Medical malpractice suits hinge on the assumption that the medical professional breached or deviated from the standard of care owed to their patient. This allegation, if proven (and it needs to be proven in order to win a medical malpractice lawsuit), can have devastating effects on the career of the medical professional. While the insurance company has a great deal at stake financially, the medical professional has a great deal at stake professionally and reputationally; the outcome of a malpractice suit can have a substantial bearing on their ability to conduct business. This is known as indirect reputational loss exposure and because the defendant is exposed to it, the insurance company is no longer the sole proprietor of losses and must, therefore, include the insured in the decision to settle a claim. They swiftly reclaim the decision-making power they were forced to share, by imposing severe penalties if the defendant opposes a settlement that the company favors.

The consent to settle a provision is found in most professional liability policies, including medical malpractice, architect’s and engineer’s professional liability as well as lawyer’s professional liability. It is also found in errors & omissions (E&O) policies and executive liability policies.

The provision is necessary because reputation and public image can be so critical to a physician’s ability to practice medicine. If they are faced with unfounded or overblown charges, they are afforded the right to not be forced into a settlement that could hurt their practice because it is financially sound for the insurance company.
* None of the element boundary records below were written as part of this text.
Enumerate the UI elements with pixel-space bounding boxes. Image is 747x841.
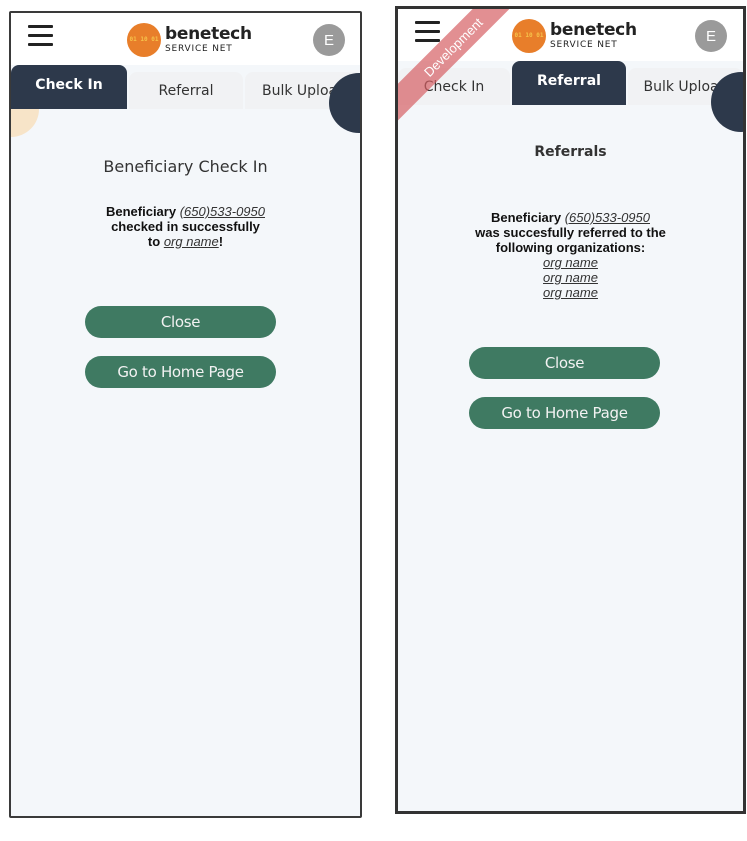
message-beneficiary: Beneficiary: [105, 204, 177, 219]
logo-mark-icon: 01 10 01: [512, 19, 546, 53]
message-beneficiary: Beneficiary: [490, 210, 562, 225]
org-name-link[interactable]: org name: [164, 234, 219, 249]
beneficiary-phone-link[interactable]: (650)533-0950: [565, 210, 650, 225]
message-to: to: [147, 234, 161, 249]
home-page-button[interactable]: Go to Home Page: [85, 356, 276, 388]
message-exclaim: !: [218, 234, 224, 249]
page-title: Beneficiary Check In: [103, 157, 268, 176]
tab-referral[interactable]: Referral: [512, 61, 626, 105]
checkin-message: Beneficiary (650)533-0950 checked in suc…: [11, 204, 360, 249]
benetech-logo[interactable]: 01 10 01 benetech SERVICE NET: [512, 18, 637, 54]
app-header: 01 10 01 benetech SERVICE NET E: [11, 13, 360, 65]
home-page-button[interactable]: Go to Home Page: [469, 397, 660, 429]
hamburger-menu-icon[interactable]: [415, 21, 440, 45]
brand-subtitle: SERVICE NET: [165, 44, 233, 54]
brand-subtitle: SERVICE NET: [550, 40, 618, 50]
message-organizations: following organizations:: [495, 240, 646, 255]
beneficiary-phone-link[interactable]: (650)533-0950: [180, 204, 265, 219]
close-button[interactable]: Close: [85, 306, 276, 338]
page-title: Referrals: [534, 144, 607, 160]
user-avatar[interactable]: E: [313, 24, 345, 56]
org-name-link[interactable]: org name: [543, 285, 598, 300]
tab-bar: Check In Referral Bulk Upload: [11, 65, 360, 109]
message-checked-in: checked in successfully: [111, 219, 260, 234]
referral-message: Beneficiary (650)533-0950 was succesfull…: [398, 210, 743, 300]
org-name-link[interactable]: org name: [543, 255, 598, 270]
message-referred: was succesfully referred to the: [475, 225, 666, 240]
user-avatar[interactable]: E: [695, 20, 727, 52]
tab-check-in[interactable]: Check In: [11, 65, 127, 109]
brand-name: benetech: [550, 20, 637, 40]
checkin-screen: 01 10 01 benetech SERVICE NET E Check In…: [9, 11, 362, 818]
tab-referral[interactable]: Referral: [129, 72, 243, 109]
org-name-link[interactable]: org name: [543, 270, 598, 285]
brand-name: benetech: [165, 24, 252, 44]
close-button[interactable]: Close: [469, 347, 660, 379]
decorative-accent: [11, 109, 39, 137]
logo-mark-icon: 01 10 01: [127, 23, 161, 57]
hamburger-menu-icon[interactable]: [28, 25, 53, 49]
benetech-logo[interactable]: 01 10 01 benetech SERVICE NET: [127, 22, 252, 58]
referral-screen: 01 10 01 benetech SERVICE NET E Check In…: [395, 6, 746, 814]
These clauses, when present in a policy, generate a degree of tension between the insurance carrier and the policyholder. The phrase ‘conflict of interests’ runs rampant in all areas of medical malpractice suits, and that truism is no exception here. The policyholder enters the suit with a conservationist attitude, seeking to salvage and protect their professional reputation when the claim is brought to a close. The insurance carrier, however, wants to settle the claim inexpensively and quickly – any damage to the professional reputation of the defendant is no consequence to them. The defendant is given leeway with this provision, although it is stiff.

Consequences of Medical Malpractice Settlement Rejection

There are objective, hefty consequences if the insured rejects a settlement and opts to go to trial on a claim, in the interest of legally refuting the claim and deflecting reputational damage. It bears noting that a doctor is not a lawyer or a claims manager – they may not be most adept at making this judgment call, just as a lawyer would not be the best candidate to perform vascular surgery. Although well-intentioned, the insured medical professional may not have the legal know-how to decide that a claim should go to trial.

It may very well be that the claim would have been better off and less expensive if settled when the first opportunity arose. Some have even argued that waiving the consent to settle can actually protect the insured, in the event that the insurance company opts to go to trial and a judgment is entered which is in excess of the policy limits. The insured may be able to sue the insurance company for bad faith, as the judgment was solely their own and the insured had no hand in it.